Köylünün besin (protein ihtiyacını) ve geçimini sağlamak için sürdürülebilir köy tarımcılığı çerçevesinde serbest gezinen köy tavukçuluğunun sürdürebilirliğine çözüm üretmekle de yükümlü olanların, ne yazıktır ki, köy tavukçuluğunun sürdürülmesini ortadan kaldıracak yasal hazırlıklar içinde oldukları duyumlarını almaktayız.
Yetkililer endüstriyel tavukçuluk denilen binlerce tavuğu güneş görmez, ayağı toprağa değmez, dış dünya ile tanışmadan bıçak, ateş, tencere ile tanışan üretim sistemine koşar adım yönelmekte ve yönlendirmektedir. Oysa ki hükümetimizin koşar adım yöneldiği ve yönlendirdiği sistem, birçok gelişmiş ve az gelişmiş ülke ve çiftçileri tarafından kaçar adım terk etmeye başlamıştır.
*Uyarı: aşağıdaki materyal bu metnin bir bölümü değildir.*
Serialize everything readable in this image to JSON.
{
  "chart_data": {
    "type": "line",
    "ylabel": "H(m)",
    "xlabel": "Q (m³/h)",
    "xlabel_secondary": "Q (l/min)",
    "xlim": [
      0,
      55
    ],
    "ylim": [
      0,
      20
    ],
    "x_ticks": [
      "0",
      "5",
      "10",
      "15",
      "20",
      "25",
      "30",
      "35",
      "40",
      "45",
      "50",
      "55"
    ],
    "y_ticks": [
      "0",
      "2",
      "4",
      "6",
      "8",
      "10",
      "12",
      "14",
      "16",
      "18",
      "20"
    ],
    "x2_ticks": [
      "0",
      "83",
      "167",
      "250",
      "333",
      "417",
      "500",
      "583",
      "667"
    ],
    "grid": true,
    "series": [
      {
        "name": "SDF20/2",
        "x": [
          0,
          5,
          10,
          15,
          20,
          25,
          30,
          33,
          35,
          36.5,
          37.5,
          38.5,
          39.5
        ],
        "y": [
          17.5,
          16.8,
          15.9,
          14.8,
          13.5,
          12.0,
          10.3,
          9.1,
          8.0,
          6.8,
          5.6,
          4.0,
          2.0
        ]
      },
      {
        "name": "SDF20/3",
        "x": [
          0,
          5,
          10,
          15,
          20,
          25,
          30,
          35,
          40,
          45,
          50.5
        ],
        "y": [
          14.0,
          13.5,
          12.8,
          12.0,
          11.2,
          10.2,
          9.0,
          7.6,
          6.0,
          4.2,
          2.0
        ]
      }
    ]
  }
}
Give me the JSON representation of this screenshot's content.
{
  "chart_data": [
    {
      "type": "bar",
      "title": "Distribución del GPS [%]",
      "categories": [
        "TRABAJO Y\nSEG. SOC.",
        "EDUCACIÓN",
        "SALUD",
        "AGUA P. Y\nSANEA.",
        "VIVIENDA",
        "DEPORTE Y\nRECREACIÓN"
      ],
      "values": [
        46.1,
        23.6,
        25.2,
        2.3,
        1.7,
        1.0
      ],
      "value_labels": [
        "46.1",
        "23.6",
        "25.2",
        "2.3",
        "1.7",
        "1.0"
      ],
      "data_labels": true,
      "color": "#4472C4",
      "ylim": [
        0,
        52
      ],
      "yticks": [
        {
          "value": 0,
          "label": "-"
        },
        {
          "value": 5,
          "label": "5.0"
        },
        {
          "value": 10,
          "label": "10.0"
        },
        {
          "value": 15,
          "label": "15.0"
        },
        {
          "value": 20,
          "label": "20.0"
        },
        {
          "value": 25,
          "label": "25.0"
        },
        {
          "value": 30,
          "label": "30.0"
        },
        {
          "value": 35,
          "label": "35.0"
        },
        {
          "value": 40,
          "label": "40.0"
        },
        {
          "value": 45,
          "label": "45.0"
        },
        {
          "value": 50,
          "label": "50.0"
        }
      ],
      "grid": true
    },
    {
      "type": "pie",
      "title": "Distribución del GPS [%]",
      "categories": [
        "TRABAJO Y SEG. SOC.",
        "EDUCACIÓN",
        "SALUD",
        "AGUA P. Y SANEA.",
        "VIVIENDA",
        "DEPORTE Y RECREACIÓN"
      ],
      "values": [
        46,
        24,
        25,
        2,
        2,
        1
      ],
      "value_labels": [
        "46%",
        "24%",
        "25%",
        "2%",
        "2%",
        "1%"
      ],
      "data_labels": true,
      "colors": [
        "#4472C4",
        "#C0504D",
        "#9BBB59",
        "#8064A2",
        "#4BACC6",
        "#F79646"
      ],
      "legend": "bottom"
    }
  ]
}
Bir kesime “üret“, bir kesime “sen üretme, pazar ol!” deme hakkı olmadığı gibi, bu durum eşitlik hakkına/ilkesine de aykırıdır. Bu yaklaşımı IMF bir çok ülkeye dayatmakta ve birçok ülkede de uygulattırmaktadır. Bu nedenle IMF’nin meşruluğu gezegenimizde yaşayanların tamamına yakını tarafından tartışma konusu olagelmektedir. Tarafsız bir şekilde vatandaşların hepsine aynı hizmeti ayrımsız olarak yapmakla görevli olanların böyle bir tercih kullanma arzusu içinde olması; düşündürücüdür.
Çiftçi sendikaları olarak, yetkililere, “köylüler de vatandaşınızdır” hatırlatması yapıyor olmaktan üzüntülü olduğumuzun bilinmesini istiyoruz.
Üstelik tercihlerini ve uygulamalarını yalnızca endüstriyel tavukçuluktan yana yapanlar; kuş göç yollarının konaklama yeri olan göl ile deltalarda yeterli önlem almayarak eksik ve kusurlu davranma siciline sahip olması biz çiftçileri endişelendirmektedir.
Bütün bunları söylerken her şeyin aynı şekilde devam etmesi ve sürmesi gerektiğini elbette ki söylemiyoruz.